I remember driving by this restaurant several times and the outside struck me as what may have been an incarnation of some coffee shop or Marie Calendar's that didn't make the cut.

As I did not see any Japanese or kanji characters on the signage, I dismissed this place until a recent small picture ad in Bay Spo (free Japanese circulation available at most Japanese & Asian supermarkets and restaurants) pique my interest.

I went in pretty much on the dot when they opened for lunch earlier this week, and opted to sit at the counter. The interior is very spacious. I lost count of the tables but it could certainly hold a small sized banquet or party. There were two to three counter spaces available to hold a lot of sushi fish items, and the 14 or so chairs in front stretched across like a long line.

My heart sank when I saw the contents of the sushi/fish items in the counter. Most of the fish was still wrapped or in process of preparing (meaning they weren't terribly prepared when customers came in), not to mention what seemed to be a rather uninteresting/lackluster selection. I proceeded to ask what was recommended with one of the chefs and he had to defer me to the main chef to his right. He said Japanese tai, mirugai, and toro. I asked what else and either he didn't understand the question or that was it in terms of specials.

I was given a regular menu which seems to double as lunch and dinner (warning sign #2, meaning prices are just as high during lunch AND dinner), and a separate piece of paper with the sushi menu. Warning sign #3, sushi menu/piece of paper had NO prices on it.

So I proceeded to order with a little caution, and tried their saba sushi and red snapper. Looks like they have two varieties of snapper, one izumi dai (which you can get at most Asian supermarkets) and the sushi menu listed madai. I was happy to see that the nigiri portions were decent, and the sushi neta (fish) was touching both ends of the plate (and long). The saba unfortunately tasted a little over marinated, though luckily it was not chewy or dry. The red snapper was quite nice, though not as amazing as Sakae's, Sushi Sam's, or Fuki Sushi.

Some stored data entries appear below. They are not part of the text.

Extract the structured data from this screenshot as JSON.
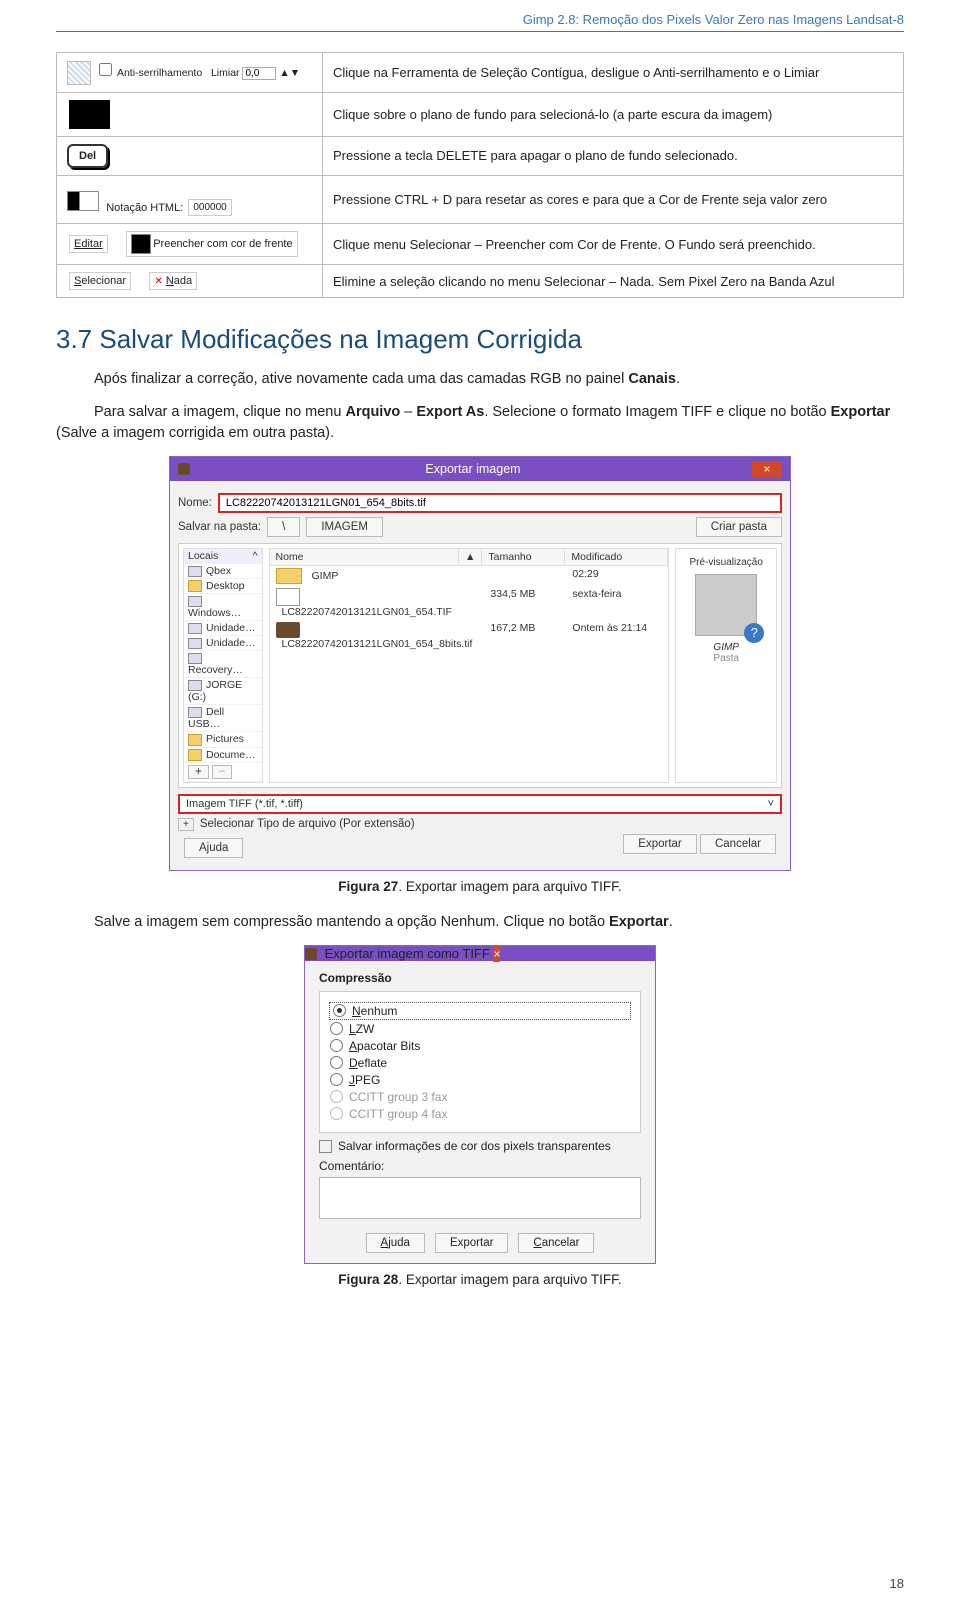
{
  "header": {
    "title": "Gimp 2.8: Remoção dos Pixels Valor Zero nas Imagens Landsat-8"
  },
  "table": {
    "r1": {
      "antialias": "Anti-serrilhamento",
      "limiar": "Limiar",
      "thresh": "0,0",
      "desc": "Clique na Ferramenta de Seleção Contígua, desligue o Anti-serrilhamento e o Limiar"
    },
    "r2": {
      "desc": "Clique sobre o plano de fundo para selecioná-lo (a parte escura da imagem)"
    },
    "r3": {
      "key": "Del",
      "desc": "Pressione a tecla DELETE para apagar o plano de fundo selecionado."
    },
    "r4": {
      "label": "Notação HTML:",
      "val": "000000",
      "desc": "Pressione CTRL + D para resetar as cores e para que a Cor de Frente seja valor zero"
    },
    "r5": {
      "editar": "Editar",
      "fill": "Preencher com cor de frente",
      "desc": "Clique menu Selecionar – Preencher com Cor de Frente. O Fundo será preenchido."
    },
    "r6": {
      "sel": "elecionar",
      "nada": "ada",
      "desc": "Elimine a seleção clicando no menu Selecionar – Nada. Sem Pixel Zero na Banda Azul"
    }
  },
  "section": {
    "h2": "3.7 Salvar Modificações na Imagem Corrigida",
    "p1a": "Após finalizar a correção, ative novamente cada uma das camadas RGB no painel",
    "p1b": "Canais",
    "p2a": "Para salvar a imagem, clique no menu",
    "p2b": "Arquivo",
    "p2c": "Export As",
    "p2d": "Selecione o formato Imagem TIFF e clique no botão",
    "p2e": "Exportar",
    "p2f": "(Salve a imagem corrigida em outra pasta).",
    "p3a": "Salve a imagem sem compressão mantendo a opção Nenhum. Clique no botão",
    "p3b": "Exportar"
  },
  "dlg1": {
    "title": "Exportar imagem",
    "nomeLbl": "Nome:",
    "filename": "LC82220742013121LGN01_654_8bits.tif",
    "salvarPastaLbl": "Salvar na pasta:",
    "pasta": "IMAGEM",
    "criarPasta": "Criar pasta",
    "places": {
      "hdr": "Locais",
      "p0": "Qbex",
      "p1": "Desktop",
      "p2": "Windows…",
      "p3": "Unidade…",
      "p4": "Unidade…",
      "p5": "Recovery…",
      "p6": "JORGE (G:)",
      "p7": "Dell USB…",
      "p8": "Pictures",
      "p9": "Docume…"
    },
    "cols": {
      "nome": "Nome",
      "tam": "Tamanho",
      "mod": "Modificado"
    },
    "files": [
      {
        "n": "GIMP",
        "s": "",
        "m": "02:29"
      },
      {
        "n": "LC82220742013121LGN01_654.TIF",
        "s": "334,5 MB",
        "m": "sexta-feira"
      },
      {
        "n": "LC82220742013121LGN01_654_8bits.tif",
        "s": "167,2 MB",
        "m": "Ontem às 21:14"
      }
    ],
    "previewLbl": "Pré-visualização",
    "previewName": "GIMP",
    "previewKind": "Pasta",
    "filetype": "Imagem TIFF (*.tif, *.tiff)",
    "selType": "Selecionar Tipo de arquivo (Por extensão)",
    "ajuda": "Ajuda",
    "exportar": "Exportar",
    "cancelar": "Cancelar"
  },
  "fig27": {
    "label": "Figura 27",
    "text": "Exportar imagem para arquivo TIFF."
  },
  "dlg2": {
    "title": "Exportar imagem como TIFF",
    "compLabel": "Compressão",
    "opts": [
      "enhum",
      "ZW",
      "pacotar Bits",
      "eflate",
      "PEG",
      "CCITT group 3 fax",
      "CCITT group 4 fax"
    ],
    "saveAlpha": "Salvar informações de cor dos pixels transparentes",
    "comentLabel": "Comentário:",
    "ajuda": "juda",
    "exportar": "Exportar",
    "cancelar": "ancelar"
  },
  "fig28": {
    "label": "Figura 28",
    "text": "Exportar imagem para arquivo TIFF."
  },
  "footer": {
    "page": "18"
  }
}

The regular menu had a variety of appetizers, though nothing really stood out. Entrees were single dish set meals or combos. The alarming thing was that none of the entrees were below $14 or so on the average.
I spotted two "interesting" items, which were kaiseki dinners (one California style and one Kyoto style). $65 each, and the California one had a whole steak and lobster.

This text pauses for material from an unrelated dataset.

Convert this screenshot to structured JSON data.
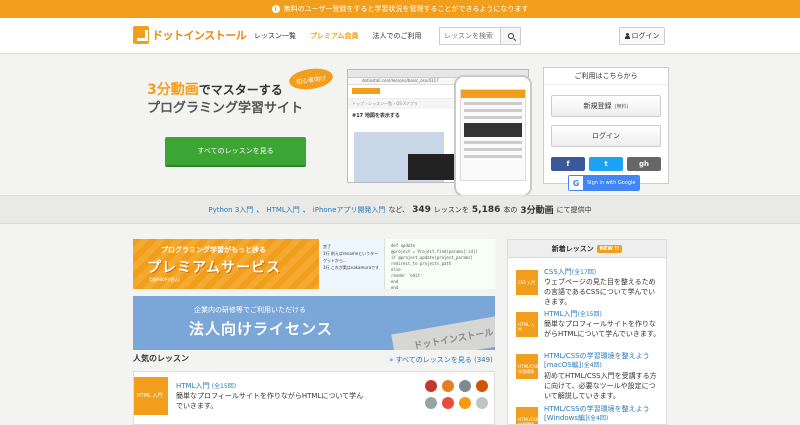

From the appetizers section I ordered a clam miso soup ($3.75) and an agedashi tofu ($4.95). The clam soup was served in a really small bowl, with only 5 small clams in the shell. The clams were really chewy and didn't taste too fresh. Maybe this would have been acceptable for $1.50 but not at $3.75. Plus the small size was more like a children's bowl. The tofu was done fairly well, with generous chunks of tofu. There was some minced daikon on the side which went well with the tofu. Sadly they didn't put bonito flakes on top of the dish.

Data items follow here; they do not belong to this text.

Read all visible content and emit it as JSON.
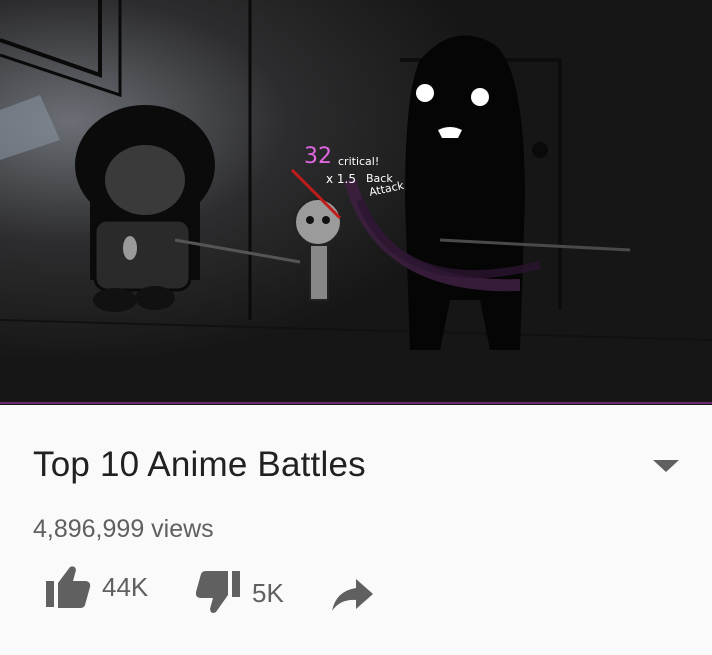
{
  "video": {
    "overlay_damage": "32",
    "overlay_critical": "critical!",
    "overlay_multiplier": "x 1.5",
    "overlay_back": "Back",
    "overlay_attack": "Attack"
  },
  "info": {
    "title": "Top 10 Anime Battles",
    "views": "4,896,999 views"
  },
  "actions": {
    "like_count": "44K",
    "dislike_count": "5K"
  },
  "icons": {
    "expand": "chevron-down-icon",
    "like": "thumbs-up-icon",
    "dislike": "thumbs-down-icon",
    "share": "share-arrow-icon"
  },
  "colors": {
    "icon_gray": "#606060",
    "title_text": "#212121",
    "damage_pink": "#e066e0"
  }
}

Tried a tekka maki after that, and at this point I noticed the sushi rice was really bland. As if no effort went into the marination to make good sumeshi. Then I tried a tempura roll just to see how they would fare in that. No luck either...the shrimp tempura was not interesting at all. They did a regular maki (not an uramaki with the rice outside) though they did cut fairly large chunks of cucumber to go inside, some avocado. But no sauce on top, no sesame seeds. Very straight up, plain and boring.

When the bill came I certainly wasn't smiling. The red snapper while decent, was $7. Doesn't Sakae charge this much for their quality red snapper (even if farmed and shipped in from Tsukiji). The tempura roll was at the same price too, sadly. What got me miffed the most was the $3.75 for a kiddy or airline sized (or kaiseki sample sized) bowl of clam miso soup.

Maybe this place does better with cooked food. They do have several entrees with American Wagyu beef (grilled or teriyaki). But with the amount they charge you might eat better elsewhere.

Bottom line, service was fine, but price to quality ratio was severely lacking. With the amount that was spent, Sushi Kuni up the street would have been a much better choice for Japanese/sushi. But sadly curiosity lead me to what I wrote.